I thought about the little stuffed dog I gave my mother after she and my father had been moved to the dreaded nursing facility in their Philadelphia retirement community. My mother was falling and experiencing aphasia and that dog, whom she named “Henry,” after her deceased brother, sat on her lap for the rest of her life, Mother’s bony fingers fiddling with his collar and stroking his back. After Mother died we gave Henry to her great-granddaughter Lily.
Growing up, dogs were ever-present in my life; we always had at least one. My mother adored canines, often recounting stories of her favorite childhood dog, Inky, a Scottie, who famously threw up the peas she had just fed him as they swung together in the hammock. Before I was born, Mother bred a litter of tricolored border collies; the first family dog I remember was Bobo, the runt. Bobo was a wily and intrepid babysitter. One family tale has her standing staunchly between my older sister and the road, as Susan repeatedly bumps Bobo with a toy baby carriage in a vain attempt to wander into traffic.
When I was pregnant with my first child Malcolm, my husband and I answered an ad in the paper for a black-lab mix. Molly was to be the dog that raised our baby, but when our baby boy died, she became the dog that saved me.
In my memoir about that harrowing time, Losing Malcolm: A Mother’s Journey Through Grief, I wrote: “Molly dashed through the woods, tail wagging, nose to the ground. She trailed squirrels and chased the sticks I threw. Her joie de vivre lifted my spirits. Dogs had always been my soul mates. My childhood mutt, Rebel, used to run along beside me when I rode my bike.”
Rebel had been picked up on the streets of New York City, a stray to be used for experimental open heart surgery at the Animal Medical Center. One of the surgeons fell in love with Reb’s doleful dark eyes and couldn’t operate on her. (The dogs never survived the procedures.) But when he took the dog to his apartment, the doorman said, “Sorry, no pets,” so my dad, an administrator at the Center, brought her home.
How ironic, I thought. Rebel had been spared open-heart surgery, the very procedure that killed my son.

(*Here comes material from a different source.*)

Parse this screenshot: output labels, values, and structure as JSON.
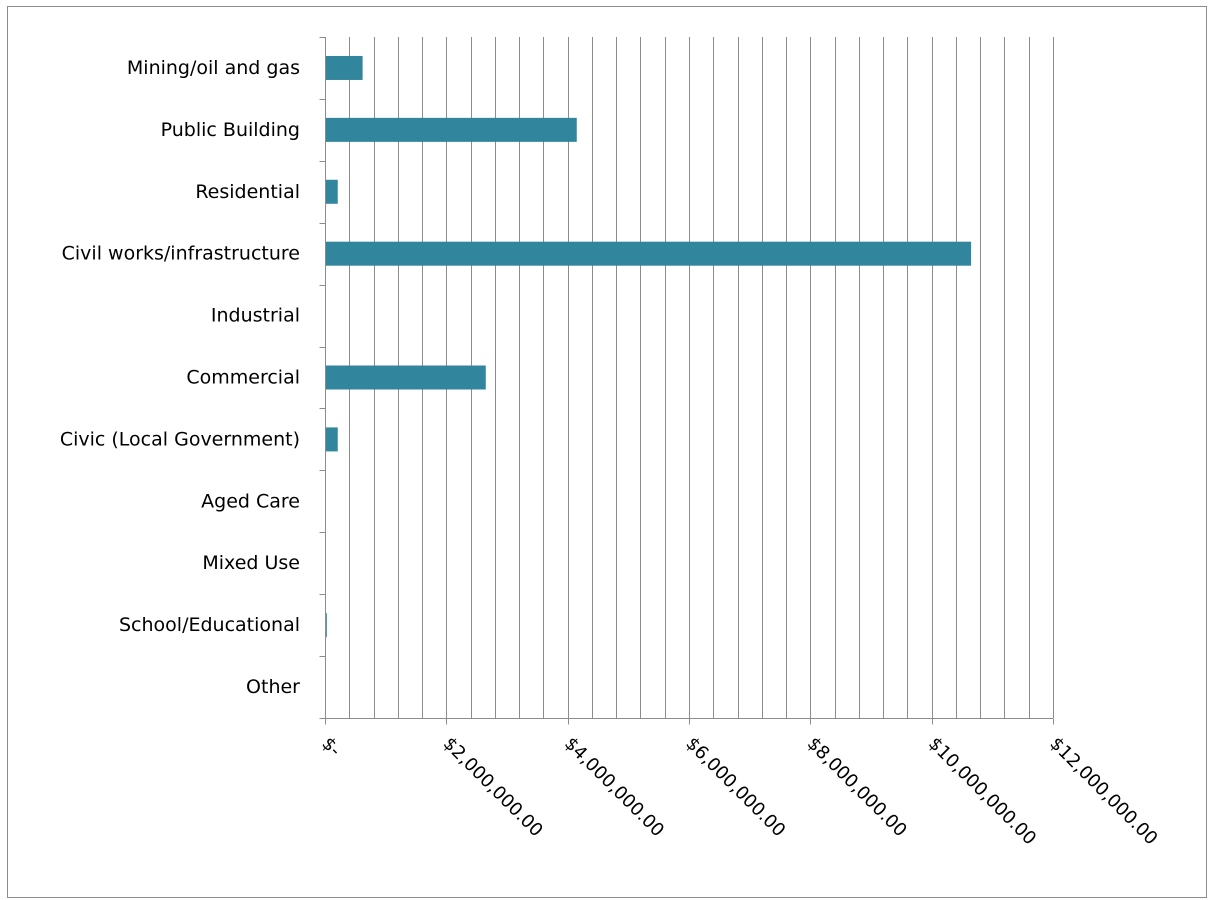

I came across a recent article in The New York Times by health writer, Jane Brody, about training her Havanese puppy to be a therapy dog. Brody, a widow, and Max visit hospitals and clinics and enjoy befriending people on the streets of Manhattan. Studies show that when patients spend time with therapy animals like Max, they noticeably relax and say things like, “Can the dog come back soon? He made my day.” When Brody had the flu, Max parked himself at the end of her bed, ever-vigilant and undemanding.
Therapy animals lower stress levels and increase endorphins, the feel-good hormones. So does Sox, Mal says.
And a dose of deep writing helps too.